We say we use computers to cut back on paper usage, and that’s why we type on screens instead of paper. Then we print it out before the computer gets the hiccups and loses it. Go ahead and tell me that makes sense. I double-dare you.
If the purpose of all the electronic frustration and obsession dominating just about anything connected with lifestyles and workplaces these days is to cut back on paper usage, why do we use more paper as a result? We avoid using a paper deposit or withdrawal slip or writing a paper check by using an ATM, then get a printed paper receipt from the machine.
We use a debit card instead of a check at the grocery store and get a printed receipt on a strip of paper eleventy-three feet long.
I suppose this is why 40 to 50 percent of the stuff in landfills is paper. Almost half of the logging in this country goes to paper pulp, making the manufacturing of paper chew up more than 12,000 square miles of forest per year. The cellulose fiber to make virgin paper pulp most commonly comes from wood, but it can also come from rags, sugar cane, straw, or even grass. So shouldn’t we reserve trees for making furniture?
Paper usage in the USA averages 735 pounds per person per year. The American Forest and Paper Association says 339 pounds of this is recycled paper, but that leaves 396 pounds of virgin paper per person per year. If this keeps up, we’ll turn the woodlands into toothpicks.
But we can have paper without using up the wood. We can’t force the mills to use rags or sugar cane, but we can conserve and recycle.
According to http://www.wasteonline.org, paper has been around since Ts’ai Luin started making it back in the second century — and he made it from rags, not trees. We usually don’t need virgin (unrecycled) paper. So we can make new paper out of old paper instead of grinding up thousand-year-old trees, and we can do this without a lot of trouble or aligning ourselves with a platoon of tree-hugging whale-watchers.
We can use less, too. Probably the worst of the paper hogs are computer printers and photocopy machines. How much of that paper do we go through?
How many of us think about using both sides? True, that isn’t always practical, but it’s a good move when it doesn’t matter. That can cut paper consumption in half. Paper printed on one side can be cut up and stapled for scratch pads or grocery list pads. We can turn over discarded printer/copier paper to recycling companies so it can get processed into new paper without the need of other raw material.
Hey, it’s not necessarily just an environmental thing — it could save money.

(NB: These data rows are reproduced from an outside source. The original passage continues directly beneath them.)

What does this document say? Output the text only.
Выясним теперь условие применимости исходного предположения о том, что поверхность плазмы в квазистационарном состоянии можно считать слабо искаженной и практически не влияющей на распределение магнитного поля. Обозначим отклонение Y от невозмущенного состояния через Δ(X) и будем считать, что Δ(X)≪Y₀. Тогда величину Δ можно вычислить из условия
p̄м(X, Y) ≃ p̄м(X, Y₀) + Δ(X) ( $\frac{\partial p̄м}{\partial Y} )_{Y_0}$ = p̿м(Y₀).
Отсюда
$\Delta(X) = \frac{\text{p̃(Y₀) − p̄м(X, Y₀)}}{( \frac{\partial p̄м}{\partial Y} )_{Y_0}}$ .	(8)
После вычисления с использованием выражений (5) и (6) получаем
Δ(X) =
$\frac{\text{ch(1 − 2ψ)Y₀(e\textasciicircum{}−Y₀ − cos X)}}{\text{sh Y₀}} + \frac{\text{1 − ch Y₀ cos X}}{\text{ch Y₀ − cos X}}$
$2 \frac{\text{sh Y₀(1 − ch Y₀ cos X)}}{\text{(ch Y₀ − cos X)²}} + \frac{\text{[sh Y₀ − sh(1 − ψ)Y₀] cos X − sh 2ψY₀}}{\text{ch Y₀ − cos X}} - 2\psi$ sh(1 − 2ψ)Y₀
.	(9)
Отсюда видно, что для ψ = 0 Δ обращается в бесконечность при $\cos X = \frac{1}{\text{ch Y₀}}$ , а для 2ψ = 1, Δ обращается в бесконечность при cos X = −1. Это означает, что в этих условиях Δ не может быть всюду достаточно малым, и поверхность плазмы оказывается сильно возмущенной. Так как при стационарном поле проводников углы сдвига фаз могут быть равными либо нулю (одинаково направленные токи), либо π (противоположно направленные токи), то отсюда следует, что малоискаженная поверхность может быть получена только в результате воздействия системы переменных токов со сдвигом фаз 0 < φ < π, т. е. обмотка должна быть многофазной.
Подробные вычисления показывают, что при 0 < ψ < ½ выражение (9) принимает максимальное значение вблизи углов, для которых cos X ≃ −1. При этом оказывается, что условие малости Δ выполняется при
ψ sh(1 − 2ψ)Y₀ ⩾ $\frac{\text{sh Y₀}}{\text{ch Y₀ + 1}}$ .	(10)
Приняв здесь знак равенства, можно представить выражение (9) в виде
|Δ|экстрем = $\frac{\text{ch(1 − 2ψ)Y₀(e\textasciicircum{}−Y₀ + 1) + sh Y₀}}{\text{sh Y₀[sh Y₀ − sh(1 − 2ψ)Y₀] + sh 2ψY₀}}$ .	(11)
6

Look for a “post-consumer” label. Organize paper drives with the cooperation of a recycler.
If we cut costs by not cutting trees, we save money by saving resources, right? It sure seems like a win-win situation to me. I don’t mind joining the tree-huggers if it saves me a nickel. If trimming waste and preserving the planet make good business practice, why not? Besides, it sure makes more sense than my computer.